Agnes plants her hands in front of her, on all fours, like a wolf, and submits to another pain.
In Henley Street, he wakes. He spends a while staring up at the dark red curtain above him. Then he gets up, walks to the window and gazes down into the street, absently scratching at his beard. He has two Latin tutorials this afternoon, at houses in town; he is aware of the stifling boredom of them, as you might be of the stench of a nearby carcass. The drowsing boys, the squeal of slates, the flutter and crease of the primers, the intoning of verbs and conjunctions. This morning he is meant to be helping his father with deliveries and collections. He yawns, leans his head into the wood frame of the window, glares at a man yanking a donkey by its bridle, a woman pulling a wailing child by its jacket, a boy running in the opposite direction with a bundle of firewood under his arm.
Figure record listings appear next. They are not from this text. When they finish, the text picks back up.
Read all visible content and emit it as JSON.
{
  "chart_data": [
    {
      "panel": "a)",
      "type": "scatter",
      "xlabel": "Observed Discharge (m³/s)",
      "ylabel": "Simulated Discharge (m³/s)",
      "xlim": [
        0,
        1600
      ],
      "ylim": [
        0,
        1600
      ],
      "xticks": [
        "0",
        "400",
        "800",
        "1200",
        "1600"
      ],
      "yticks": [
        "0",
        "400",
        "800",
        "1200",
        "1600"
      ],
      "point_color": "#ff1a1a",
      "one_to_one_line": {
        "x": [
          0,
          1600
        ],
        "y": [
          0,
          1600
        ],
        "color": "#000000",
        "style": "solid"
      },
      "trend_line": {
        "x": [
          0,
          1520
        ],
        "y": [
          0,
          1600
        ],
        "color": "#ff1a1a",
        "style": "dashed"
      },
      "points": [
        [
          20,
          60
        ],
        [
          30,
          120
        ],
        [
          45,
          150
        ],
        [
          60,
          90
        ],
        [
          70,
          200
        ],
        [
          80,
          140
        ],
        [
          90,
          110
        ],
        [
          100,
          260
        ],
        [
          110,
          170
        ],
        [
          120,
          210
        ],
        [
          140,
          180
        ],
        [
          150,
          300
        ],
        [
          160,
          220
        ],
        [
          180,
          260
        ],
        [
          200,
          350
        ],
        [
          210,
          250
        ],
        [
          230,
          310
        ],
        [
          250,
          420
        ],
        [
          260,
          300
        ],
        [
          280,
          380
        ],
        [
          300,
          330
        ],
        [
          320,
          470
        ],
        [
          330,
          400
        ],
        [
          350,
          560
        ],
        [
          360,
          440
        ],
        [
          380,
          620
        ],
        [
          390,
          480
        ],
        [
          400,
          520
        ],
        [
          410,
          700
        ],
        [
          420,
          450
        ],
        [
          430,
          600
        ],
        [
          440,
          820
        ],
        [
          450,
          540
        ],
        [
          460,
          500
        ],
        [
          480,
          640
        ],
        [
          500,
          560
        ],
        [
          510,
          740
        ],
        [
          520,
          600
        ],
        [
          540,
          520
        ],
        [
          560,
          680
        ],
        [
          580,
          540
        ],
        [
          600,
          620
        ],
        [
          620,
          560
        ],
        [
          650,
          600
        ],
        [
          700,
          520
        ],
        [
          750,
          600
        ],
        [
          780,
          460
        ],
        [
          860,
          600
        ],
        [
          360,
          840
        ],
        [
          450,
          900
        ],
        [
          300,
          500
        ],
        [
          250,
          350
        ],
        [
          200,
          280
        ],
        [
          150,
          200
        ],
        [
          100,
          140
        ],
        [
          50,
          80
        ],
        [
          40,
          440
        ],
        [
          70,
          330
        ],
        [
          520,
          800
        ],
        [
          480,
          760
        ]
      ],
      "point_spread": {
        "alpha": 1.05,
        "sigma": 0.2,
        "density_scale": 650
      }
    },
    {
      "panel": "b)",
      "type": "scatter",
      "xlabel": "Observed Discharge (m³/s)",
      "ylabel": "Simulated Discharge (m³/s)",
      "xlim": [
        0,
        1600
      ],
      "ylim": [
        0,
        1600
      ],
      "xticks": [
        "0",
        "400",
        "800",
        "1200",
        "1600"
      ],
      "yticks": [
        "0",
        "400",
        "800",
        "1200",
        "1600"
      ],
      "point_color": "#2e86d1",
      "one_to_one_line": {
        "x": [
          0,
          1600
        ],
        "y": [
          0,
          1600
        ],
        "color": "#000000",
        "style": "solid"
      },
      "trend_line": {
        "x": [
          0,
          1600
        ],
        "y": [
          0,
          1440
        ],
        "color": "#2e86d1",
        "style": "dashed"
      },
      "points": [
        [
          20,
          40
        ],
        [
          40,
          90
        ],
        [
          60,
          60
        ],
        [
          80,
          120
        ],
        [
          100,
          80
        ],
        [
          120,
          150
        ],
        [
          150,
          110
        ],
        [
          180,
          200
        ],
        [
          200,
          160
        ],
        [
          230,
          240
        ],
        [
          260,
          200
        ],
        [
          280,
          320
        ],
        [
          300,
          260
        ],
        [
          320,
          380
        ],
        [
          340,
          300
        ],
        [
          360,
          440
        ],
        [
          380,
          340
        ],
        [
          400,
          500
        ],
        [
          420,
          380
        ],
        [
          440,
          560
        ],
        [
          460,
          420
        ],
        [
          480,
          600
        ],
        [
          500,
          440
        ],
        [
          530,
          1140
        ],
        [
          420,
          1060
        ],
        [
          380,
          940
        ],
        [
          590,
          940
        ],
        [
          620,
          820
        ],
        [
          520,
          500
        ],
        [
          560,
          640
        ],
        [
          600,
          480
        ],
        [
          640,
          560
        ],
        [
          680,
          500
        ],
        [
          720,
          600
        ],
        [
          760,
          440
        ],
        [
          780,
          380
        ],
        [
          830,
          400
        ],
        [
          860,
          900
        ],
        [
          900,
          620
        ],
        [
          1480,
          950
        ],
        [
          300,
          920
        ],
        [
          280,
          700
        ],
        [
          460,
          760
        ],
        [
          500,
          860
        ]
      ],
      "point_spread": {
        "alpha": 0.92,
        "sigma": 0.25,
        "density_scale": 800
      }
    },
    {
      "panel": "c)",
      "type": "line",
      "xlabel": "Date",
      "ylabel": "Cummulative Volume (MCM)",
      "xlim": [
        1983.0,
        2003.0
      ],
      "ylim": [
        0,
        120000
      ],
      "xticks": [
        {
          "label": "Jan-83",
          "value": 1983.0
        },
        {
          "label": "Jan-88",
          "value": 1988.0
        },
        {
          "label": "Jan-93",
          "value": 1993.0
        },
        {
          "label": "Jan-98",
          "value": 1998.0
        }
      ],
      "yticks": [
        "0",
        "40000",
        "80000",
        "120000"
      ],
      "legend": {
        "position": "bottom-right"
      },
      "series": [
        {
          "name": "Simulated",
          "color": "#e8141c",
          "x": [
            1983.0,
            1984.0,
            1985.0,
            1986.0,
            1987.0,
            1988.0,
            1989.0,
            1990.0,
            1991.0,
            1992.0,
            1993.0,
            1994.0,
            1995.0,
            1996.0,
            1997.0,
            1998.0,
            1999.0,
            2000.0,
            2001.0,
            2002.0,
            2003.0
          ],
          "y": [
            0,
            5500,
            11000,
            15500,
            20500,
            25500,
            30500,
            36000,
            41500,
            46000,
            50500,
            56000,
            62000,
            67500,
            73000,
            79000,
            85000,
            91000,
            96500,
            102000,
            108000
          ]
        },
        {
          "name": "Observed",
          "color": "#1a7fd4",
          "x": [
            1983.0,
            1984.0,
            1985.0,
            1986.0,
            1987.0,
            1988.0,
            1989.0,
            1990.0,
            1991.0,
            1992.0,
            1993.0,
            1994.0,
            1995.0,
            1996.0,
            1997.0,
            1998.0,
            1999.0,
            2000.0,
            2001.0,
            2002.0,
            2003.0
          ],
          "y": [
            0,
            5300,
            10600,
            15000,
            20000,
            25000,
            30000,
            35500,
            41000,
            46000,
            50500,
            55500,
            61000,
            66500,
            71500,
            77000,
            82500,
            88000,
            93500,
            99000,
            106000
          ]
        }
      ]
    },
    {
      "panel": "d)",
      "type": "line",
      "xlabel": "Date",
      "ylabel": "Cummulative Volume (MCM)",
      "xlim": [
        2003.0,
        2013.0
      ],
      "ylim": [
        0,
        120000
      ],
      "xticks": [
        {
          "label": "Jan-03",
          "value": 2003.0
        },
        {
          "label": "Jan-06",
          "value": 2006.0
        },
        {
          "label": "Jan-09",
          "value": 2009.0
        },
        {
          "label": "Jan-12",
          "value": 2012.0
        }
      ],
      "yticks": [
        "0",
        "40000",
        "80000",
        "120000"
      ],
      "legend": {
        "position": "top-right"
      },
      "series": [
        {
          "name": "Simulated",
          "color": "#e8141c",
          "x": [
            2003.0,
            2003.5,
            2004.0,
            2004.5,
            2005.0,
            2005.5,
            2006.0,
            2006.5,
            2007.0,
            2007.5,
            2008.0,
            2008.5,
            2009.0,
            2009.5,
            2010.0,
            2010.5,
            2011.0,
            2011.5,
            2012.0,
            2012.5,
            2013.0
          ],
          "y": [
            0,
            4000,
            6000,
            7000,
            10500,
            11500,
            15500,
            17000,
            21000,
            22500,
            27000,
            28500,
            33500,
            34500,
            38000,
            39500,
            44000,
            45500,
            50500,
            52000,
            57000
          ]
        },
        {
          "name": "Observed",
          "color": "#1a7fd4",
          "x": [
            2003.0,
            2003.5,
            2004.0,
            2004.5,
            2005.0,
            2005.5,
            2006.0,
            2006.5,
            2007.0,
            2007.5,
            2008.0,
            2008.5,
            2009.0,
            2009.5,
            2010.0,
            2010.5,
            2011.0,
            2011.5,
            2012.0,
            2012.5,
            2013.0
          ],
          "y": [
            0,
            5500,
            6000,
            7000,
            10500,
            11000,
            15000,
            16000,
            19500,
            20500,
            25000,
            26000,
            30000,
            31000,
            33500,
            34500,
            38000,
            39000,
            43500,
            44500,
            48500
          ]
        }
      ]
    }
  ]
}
Is it to be, he asks himself, that they remain here, in this town, for ever? Is he never to see any other place, never to live elsewhere? He wants nothing more than to take hold of Agnes and the baby and run with them, as far as they are able to go. When he married, he had thought that a larger, freer life might begin, the life of a man, and yet here he is, a mere wall separating him from his boyhood home, his family, his father, and the vagaries and flashes of his inconstant tempers. He knew, of course, that they had to wait for the baby, that nothing could be achieved until the safe arrival of their child. But now that time is near and he is no further on in his plan to leave. How can he ever get away? Are they to live like this, in a narrow appendage to his parents’ house? Is there to be no escape for them? Agnes says that he must—
At the thought of Agnes, he straightens up. He looks at her side of the bed, where the straw still holds the indent, the shape of her. He calls her name. Nothing. He calls it again. Still nothing. His mind is traversed, for a moment, by an image of her body in its current astonishing shape, as he saw it last night: limbs, neat ribcage, the spine a long indent down the back, a cart-track through snow, and then this perfectly rounded sphere at the front. Like a woman who had swallowed the moon.
He lifts his clothes from the chair beside the window and shrugs himself into them. He makes his way across the room in his stockinged feet, shaking his hair out of his collar. Hunger growls in his stomach, low and menacing, like a dog crouched inside his body. Downstairs will be bread and milk, oats and eggs, if the hens have laid. He almost smiles to think this. As he passes his desk in the corner, it seems to him, from the corner of his eye, that something has altered about it. Something has changed. He pauses. The quill rests in the inkwell, point down, fronded feathers up. He frowns. This is something he never does: to leave a quill like that, overnight, in the damp dark of a well. What a waste, what profligacy. It will be quite spoilt.